ここ数年特に思うのですが、近年のエンタメ作品って、キッチリ筋道が通っていて気持ち良くカタルシスが計算されているものが多いので、時代の潮流からすると異質だと思います。ハンターハンター(超好き)とかすごいじゃん。

でも「君たちはどう生きるか」みたいな作品も個人的にはアリかなと思うんですよね。僕はなんとなくサン=テグジュペリの「星の王子様」や子供の頃に読んだ数多の童話を思い出しました。不思議で唐突で不気味なんだけど、心惹かれるあの感じ。よく考えれば「桃太郎」だって相当に突飛な話ですからね。桃から生まれて鬼を殲滅しに行く必然性ってなんやねん。
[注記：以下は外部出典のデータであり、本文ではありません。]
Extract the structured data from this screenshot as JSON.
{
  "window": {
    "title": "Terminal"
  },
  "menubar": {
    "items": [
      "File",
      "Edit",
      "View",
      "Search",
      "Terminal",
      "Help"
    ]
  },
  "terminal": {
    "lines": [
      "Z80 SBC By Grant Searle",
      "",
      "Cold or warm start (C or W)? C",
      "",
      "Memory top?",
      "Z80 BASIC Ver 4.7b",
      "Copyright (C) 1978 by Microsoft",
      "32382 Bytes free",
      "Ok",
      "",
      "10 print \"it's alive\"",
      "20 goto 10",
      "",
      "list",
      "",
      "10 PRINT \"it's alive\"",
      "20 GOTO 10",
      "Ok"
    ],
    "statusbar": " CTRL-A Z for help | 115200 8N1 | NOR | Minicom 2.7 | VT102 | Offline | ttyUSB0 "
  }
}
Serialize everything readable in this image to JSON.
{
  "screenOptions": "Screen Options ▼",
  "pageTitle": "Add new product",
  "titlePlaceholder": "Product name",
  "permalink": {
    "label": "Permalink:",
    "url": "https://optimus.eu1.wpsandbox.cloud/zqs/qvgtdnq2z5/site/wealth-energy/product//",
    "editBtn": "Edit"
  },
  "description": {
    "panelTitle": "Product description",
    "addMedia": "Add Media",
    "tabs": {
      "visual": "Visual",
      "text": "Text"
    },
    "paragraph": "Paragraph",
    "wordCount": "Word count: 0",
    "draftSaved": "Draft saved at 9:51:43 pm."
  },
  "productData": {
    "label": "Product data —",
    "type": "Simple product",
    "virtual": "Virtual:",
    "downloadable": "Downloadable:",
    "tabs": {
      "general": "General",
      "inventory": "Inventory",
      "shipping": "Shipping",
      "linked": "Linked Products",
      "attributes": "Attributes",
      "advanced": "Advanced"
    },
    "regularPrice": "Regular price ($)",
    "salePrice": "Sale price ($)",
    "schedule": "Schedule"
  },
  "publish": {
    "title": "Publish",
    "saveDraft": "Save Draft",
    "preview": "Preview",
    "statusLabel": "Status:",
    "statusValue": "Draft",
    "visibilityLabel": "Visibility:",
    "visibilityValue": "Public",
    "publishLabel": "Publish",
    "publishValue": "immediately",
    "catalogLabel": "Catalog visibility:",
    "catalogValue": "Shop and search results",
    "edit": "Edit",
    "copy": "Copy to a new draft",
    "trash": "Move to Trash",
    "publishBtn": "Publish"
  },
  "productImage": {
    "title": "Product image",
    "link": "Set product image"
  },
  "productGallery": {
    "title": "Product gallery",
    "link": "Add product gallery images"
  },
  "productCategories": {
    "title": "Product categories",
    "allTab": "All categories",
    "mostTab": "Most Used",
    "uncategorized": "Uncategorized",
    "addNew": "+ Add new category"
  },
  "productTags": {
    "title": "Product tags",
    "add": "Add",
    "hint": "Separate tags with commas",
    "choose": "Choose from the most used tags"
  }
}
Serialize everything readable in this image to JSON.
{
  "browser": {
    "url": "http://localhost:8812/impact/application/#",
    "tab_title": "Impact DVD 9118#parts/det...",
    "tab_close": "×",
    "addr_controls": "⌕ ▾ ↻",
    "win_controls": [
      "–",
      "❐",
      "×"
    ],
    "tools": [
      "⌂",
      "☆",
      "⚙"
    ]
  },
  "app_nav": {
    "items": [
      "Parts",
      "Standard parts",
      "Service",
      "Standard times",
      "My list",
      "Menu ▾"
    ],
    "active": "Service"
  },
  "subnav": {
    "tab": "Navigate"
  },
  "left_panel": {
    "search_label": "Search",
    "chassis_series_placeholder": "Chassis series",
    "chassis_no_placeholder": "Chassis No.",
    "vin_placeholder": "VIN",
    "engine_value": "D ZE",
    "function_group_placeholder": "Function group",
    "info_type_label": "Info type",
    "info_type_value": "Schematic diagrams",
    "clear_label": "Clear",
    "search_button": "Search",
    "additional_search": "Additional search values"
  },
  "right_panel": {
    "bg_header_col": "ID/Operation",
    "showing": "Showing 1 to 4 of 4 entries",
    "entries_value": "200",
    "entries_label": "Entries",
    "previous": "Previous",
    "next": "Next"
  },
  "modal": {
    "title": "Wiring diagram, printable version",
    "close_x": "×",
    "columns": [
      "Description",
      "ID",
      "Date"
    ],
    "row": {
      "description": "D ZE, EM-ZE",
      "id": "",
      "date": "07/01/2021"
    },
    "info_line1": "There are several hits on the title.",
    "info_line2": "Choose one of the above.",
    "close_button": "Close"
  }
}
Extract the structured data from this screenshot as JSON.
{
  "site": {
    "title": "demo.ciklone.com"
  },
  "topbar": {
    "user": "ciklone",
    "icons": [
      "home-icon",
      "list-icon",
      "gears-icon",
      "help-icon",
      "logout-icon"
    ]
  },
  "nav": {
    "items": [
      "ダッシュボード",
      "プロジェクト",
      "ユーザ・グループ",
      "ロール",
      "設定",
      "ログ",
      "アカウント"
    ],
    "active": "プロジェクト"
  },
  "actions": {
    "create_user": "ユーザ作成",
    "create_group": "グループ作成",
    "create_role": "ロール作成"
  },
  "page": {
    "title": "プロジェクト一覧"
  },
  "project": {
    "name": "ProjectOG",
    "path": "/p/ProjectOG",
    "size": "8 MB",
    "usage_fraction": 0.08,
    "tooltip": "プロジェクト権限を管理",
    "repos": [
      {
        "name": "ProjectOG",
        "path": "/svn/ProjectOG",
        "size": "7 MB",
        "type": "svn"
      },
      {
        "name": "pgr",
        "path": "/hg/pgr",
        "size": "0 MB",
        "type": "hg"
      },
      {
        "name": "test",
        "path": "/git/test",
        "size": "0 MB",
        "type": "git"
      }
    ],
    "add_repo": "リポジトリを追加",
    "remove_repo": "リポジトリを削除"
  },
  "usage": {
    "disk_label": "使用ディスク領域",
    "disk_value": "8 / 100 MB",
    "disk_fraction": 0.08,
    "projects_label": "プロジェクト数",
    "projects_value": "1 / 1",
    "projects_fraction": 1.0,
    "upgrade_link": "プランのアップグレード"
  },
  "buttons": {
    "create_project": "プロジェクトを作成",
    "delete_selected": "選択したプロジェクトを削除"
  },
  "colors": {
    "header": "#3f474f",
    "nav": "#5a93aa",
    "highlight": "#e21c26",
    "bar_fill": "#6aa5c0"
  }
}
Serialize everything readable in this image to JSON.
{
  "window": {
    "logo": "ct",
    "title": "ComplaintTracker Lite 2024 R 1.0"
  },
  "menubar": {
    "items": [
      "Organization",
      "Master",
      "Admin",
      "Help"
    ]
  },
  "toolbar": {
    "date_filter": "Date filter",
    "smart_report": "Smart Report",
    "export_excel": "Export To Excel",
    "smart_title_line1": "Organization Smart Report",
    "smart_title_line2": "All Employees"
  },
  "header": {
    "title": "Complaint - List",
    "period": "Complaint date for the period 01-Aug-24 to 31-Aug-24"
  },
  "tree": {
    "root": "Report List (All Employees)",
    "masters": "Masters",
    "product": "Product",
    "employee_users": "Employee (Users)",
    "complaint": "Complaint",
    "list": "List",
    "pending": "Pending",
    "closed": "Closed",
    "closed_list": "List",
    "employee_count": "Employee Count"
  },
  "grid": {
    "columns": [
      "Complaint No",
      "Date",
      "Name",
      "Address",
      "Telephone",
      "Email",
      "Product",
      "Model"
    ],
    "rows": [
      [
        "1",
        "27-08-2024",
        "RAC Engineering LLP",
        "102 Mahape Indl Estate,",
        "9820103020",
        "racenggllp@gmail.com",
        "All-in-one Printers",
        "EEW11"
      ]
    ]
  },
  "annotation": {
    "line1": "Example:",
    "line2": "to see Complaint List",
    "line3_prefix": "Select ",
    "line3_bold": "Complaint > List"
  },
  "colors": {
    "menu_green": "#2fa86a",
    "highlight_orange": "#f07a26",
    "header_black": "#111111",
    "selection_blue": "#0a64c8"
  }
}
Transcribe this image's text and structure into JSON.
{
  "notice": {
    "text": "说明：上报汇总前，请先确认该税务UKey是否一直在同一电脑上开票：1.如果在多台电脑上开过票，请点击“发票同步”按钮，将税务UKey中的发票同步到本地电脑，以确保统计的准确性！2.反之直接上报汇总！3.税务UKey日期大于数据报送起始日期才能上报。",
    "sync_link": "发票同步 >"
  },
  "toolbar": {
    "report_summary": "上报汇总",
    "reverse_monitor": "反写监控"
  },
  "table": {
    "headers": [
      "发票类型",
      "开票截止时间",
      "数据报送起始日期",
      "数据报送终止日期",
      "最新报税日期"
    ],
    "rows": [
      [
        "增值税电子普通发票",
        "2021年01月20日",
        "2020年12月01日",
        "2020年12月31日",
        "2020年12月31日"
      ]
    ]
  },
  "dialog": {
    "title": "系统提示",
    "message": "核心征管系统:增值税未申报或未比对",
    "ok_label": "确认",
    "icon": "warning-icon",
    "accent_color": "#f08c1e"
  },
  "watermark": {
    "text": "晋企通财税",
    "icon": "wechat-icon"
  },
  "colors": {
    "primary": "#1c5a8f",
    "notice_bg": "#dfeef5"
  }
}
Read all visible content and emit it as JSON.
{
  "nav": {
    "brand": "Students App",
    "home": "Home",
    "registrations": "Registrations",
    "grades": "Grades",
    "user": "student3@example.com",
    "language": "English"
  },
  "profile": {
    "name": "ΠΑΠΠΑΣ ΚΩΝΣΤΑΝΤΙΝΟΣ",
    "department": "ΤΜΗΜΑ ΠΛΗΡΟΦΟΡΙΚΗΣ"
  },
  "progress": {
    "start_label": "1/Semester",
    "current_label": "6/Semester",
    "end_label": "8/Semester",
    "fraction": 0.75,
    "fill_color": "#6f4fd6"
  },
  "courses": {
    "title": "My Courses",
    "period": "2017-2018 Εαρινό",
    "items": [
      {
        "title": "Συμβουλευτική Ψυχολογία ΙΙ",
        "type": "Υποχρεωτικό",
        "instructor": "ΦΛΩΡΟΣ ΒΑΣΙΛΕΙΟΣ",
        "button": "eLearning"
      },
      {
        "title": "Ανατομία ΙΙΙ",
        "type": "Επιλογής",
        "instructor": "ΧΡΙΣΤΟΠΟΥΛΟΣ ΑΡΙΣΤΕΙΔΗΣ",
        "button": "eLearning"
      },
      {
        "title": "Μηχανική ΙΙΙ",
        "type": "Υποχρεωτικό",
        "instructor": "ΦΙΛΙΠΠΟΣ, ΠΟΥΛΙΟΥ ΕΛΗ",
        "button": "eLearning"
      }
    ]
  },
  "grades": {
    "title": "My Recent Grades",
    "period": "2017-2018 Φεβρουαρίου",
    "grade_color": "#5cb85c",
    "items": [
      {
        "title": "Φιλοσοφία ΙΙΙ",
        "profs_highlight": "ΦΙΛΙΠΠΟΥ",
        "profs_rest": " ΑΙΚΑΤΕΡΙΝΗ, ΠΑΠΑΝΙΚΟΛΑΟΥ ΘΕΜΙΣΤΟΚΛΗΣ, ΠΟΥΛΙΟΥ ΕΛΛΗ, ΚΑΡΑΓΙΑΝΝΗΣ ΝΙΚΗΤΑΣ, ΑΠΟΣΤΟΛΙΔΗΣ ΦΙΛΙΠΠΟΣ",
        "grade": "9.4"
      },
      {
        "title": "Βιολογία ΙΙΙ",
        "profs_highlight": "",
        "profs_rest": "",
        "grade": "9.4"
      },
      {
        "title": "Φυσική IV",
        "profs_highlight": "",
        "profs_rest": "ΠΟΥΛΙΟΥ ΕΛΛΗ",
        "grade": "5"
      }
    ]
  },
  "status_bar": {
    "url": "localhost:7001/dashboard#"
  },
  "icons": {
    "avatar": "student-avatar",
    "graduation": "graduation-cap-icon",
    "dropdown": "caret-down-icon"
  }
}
つまるところバンドマンっぽく言うと「音楽的」な印象がしたんです。音楽といっても商業的じゃない方の。根源的な意味で。もちろん作曲とか演奏には理論があるんですけど、そもそもの音楽の生まれ方って理屈じゃないんですよね。魂が咆哮するのが音楽であって、それと同じバイブスを感じたわけです。
80歳を超えた御大が、これほどまでにピュアにイメージを描き殴っている姿はとっても勇気をもらえますし、同時に戦慄しました。気迫がすごい。もはや呪いや業と言ってもいいくらい。念で言ったら死後も残るタイプのそれ。冒頭5分の作画エグすぎ。

そして主題歌。
米津玄師さんの「地球儀」。

これは……腰が抜けそうになりました。